Две недели на грани жизни и смерти.
Но случилось чудо.
Таня вышла из комы.
Ее перевели в обычную палату.
Она похудела, была не слишком разговорчива и печальна.
- Привет, Пионер, ты не думай, я в омут не бросалась, просто не рассчитала дозу снотворного… Жизнь дороже любви. - Говорила она, но смотрела в стену. - В розовых очках не ты, а я ходила…
Танины подруги объяснили, что же произошло. Она очень неудачно сделала аборт. Теперь у нее никогда не будет детей…
На аборте настоял однокурсник, поставил условие: свадьбе быть, если избавится от ребенка, говорил, что безумно любит Таню, но не готов быть отцом - не созрел… Когда Таня вернулась с операции, узнала, что и свадьба не состоится – он де любит другую, что Таня его неправильно поняла, что она все придумала, что сама во всем виновата, не предохранялась, что он ей ничего не обещал…
Сильнейший стресс.
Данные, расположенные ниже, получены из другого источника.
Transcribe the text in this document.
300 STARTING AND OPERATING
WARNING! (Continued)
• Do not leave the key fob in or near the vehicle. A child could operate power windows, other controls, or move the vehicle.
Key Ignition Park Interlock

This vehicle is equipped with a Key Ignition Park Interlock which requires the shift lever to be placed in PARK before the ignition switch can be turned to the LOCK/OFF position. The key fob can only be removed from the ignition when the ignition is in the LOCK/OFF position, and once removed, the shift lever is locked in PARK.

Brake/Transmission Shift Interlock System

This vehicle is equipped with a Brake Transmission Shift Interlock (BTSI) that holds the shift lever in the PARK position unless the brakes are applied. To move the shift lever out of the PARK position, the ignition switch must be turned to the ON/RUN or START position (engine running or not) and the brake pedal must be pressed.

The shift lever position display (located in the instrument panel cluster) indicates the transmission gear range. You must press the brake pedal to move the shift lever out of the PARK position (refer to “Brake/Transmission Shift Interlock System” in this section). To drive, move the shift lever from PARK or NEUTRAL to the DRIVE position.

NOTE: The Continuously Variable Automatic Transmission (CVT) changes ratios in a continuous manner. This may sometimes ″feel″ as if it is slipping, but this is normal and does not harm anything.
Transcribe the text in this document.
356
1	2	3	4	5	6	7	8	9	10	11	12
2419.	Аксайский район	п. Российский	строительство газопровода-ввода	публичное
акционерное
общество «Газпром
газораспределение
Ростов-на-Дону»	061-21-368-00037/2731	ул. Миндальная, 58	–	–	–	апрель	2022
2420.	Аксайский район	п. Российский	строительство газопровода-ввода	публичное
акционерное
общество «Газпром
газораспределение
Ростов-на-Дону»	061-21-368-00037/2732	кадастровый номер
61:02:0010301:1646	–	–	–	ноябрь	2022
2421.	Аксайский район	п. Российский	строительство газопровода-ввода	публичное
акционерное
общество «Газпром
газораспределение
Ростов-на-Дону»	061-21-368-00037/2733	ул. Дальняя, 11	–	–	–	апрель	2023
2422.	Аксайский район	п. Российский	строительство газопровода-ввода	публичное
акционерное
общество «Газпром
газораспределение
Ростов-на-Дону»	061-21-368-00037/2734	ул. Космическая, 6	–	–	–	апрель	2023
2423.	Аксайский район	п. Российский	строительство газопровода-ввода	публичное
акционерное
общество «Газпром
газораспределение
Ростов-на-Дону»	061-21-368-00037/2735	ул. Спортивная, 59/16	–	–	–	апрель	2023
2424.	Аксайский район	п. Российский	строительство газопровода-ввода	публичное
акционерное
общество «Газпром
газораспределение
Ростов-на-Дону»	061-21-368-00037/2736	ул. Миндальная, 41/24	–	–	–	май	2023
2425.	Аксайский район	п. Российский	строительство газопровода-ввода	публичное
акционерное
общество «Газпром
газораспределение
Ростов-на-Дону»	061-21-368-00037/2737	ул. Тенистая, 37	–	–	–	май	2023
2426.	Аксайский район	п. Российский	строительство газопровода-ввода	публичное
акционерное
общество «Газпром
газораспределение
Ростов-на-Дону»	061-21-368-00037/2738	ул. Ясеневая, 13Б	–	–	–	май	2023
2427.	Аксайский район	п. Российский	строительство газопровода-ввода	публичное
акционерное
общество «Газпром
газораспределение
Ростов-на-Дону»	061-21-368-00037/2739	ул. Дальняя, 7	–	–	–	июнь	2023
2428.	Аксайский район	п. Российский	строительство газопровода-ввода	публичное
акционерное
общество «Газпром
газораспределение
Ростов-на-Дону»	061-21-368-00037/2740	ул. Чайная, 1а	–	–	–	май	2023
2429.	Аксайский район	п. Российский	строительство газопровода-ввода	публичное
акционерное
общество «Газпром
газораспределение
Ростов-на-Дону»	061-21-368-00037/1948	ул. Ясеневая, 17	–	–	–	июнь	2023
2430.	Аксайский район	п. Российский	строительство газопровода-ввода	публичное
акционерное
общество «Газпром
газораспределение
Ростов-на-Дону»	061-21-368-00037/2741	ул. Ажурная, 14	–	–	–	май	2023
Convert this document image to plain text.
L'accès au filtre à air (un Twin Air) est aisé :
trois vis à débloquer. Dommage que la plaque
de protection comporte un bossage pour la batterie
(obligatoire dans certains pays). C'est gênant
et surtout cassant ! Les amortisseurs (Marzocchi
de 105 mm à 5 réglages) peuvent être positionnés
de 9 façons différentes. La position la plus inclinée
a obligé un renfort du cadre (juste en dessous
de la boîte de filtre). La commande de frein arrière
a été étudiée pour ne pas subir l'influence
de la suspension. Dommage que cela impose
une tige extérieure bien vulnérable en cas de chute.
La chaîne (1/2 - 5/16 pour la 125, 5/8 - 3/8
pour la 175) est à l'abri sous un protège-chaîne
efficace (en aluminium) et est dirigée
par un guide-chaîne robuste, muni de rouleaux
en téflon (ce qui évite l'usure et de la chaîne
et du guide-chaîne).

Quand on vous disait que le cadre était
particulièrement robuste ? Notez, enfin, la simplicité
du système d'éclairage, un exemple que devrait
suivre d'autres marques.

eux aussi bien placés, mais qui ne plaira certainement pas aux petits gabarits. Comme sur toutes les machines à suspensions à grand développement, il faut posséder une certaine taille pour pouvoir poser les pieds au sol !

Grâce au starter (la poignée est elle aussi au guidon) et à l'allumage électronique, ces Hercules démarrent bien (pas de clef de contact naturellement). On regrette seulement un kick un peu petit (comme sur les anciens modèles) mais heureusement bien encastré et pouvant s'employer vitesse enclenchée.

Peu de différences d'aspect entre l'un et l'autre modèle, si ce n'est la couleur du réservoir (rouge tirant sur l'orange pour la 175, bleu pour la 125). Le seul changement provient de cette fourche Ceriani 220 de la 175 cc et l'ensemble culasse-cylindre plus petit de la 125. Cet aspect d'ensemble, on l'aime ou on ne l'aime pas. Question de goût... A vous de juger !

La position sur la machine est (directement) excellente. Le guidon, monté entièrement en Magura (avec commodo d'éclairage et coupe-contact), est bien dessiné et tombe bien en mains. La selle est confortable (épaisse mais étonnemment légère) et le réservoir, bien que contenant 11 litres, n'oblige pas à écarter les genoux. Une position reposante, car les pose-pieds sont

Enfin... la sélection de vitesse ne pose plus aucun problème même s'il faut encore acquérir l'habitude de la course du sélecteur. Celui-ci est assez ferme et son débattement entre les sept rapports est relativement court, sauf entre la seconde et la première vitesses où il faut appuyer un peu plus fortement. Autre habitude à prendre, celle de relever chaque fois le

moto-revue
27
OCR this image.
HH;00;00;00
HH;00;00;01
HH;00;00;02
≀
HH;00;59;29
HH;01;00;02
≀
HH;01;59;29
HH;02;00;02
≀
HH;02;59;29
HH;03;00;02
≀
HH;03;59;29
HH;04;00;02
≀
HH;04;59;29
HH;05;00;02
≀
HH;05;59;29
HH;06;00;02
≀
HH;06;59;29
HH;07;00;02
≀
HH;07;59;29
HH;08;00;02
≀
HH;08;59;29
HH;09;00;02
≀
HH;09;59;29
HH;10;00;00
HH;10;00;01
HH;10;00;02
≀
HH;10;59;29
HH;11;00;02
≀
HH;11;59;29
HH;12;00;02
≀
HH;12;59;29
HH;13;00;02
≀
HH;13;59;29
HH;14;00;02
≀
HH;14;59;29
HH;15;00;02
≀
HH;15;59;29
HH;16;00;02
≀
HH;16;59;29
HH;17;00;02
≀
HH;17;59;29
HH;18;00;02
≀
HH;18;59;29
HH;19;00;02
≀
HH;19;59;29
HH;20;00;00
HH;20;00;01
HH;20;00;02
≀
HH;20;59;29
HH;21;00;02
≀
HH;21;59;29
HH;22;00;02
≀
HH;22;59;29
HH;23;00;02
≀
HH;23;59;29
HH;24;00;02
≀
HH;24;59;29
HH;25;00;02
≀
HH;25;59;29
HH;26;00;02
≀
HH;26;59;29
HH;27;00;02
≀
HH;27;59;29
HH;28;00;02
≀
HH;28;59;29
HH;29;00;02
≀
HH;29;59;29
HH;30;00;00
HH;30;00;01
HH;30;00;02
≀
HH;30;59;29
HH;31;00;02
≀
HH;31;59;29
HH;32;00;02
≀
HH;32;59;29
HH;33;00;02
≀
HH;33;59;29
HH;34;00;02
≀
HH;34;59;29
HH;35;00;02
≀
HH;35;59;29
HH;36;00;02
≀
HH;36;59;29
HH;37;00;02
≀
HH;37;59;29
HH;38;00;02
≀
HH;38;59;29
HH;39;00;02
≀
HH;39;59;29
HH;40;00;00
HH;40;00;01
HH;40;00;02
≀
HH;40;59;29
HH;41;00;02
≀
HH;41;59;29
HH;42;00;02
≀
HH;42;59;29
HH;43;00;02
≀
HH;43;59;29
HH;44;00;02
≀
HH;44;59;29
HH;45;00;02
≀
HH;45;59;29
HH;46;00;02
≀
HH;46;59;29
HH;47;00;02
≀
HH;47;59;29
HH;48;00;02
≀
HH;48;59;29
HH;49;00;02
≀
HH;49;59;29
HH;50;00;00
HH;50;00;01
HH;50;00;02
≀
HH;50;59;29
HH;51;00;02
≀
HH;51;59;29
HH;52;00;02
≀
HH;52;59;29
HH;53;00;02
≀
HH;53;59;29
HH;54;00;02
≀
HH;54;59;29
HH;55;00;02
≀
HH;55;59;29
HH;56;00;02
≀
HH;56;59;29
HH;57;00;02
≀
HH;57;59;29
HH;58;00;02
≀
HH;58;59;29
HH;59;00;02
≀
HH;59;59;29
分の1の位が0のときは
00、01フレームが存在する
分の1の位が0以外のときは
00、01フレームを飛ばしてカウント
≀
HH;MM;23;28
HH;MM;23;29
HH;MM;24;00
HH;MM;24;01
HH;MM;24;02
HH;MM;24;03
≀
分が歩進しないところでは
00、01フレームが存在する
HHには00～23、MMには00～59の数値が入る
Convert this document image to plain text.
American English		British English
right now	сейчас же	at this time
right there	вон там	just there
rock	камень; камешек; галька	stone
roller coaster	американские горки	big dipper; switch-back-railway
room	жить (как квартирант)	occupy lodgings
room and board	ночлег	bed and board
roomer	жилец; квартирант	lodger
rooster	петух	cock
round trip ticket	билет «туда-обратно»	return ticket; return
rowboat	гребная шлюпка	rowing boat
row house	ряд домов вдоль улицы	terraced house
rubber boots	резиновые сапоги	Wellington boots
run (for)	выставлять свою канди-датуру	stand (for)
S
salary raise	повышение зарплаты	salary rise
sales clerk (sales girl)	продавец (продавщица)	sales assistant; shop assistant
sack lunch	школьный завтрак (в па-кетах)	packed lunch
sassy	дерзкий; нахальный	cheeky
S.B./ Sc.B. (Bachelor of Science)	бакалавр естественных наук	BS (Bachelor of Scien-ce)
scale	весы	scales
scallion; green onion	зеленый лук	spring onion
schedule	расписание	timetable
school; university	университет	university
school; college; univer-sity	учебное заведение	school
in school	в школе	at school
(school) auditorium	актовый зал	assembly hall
Антидепрессанты. Снотворное горстями…
Она долечивалась дома, при санатории. Я часто навещал ее.
Зимним вечером за самоваром у теплой печки спрашивала с надеждой: «Пионер, а мне в детском доме детей разрешат взять или скажут, что психам не дают? Как думаешь?»
- Да, какой же ты псих, «вожатая», ты просто очень доверчивая девушка. Доучишься, получишь диплом, построишь здесь свой собственный детский дом на водах и грязях. Все будет хорошо.
- А меня еще можно полюбить, Пионер?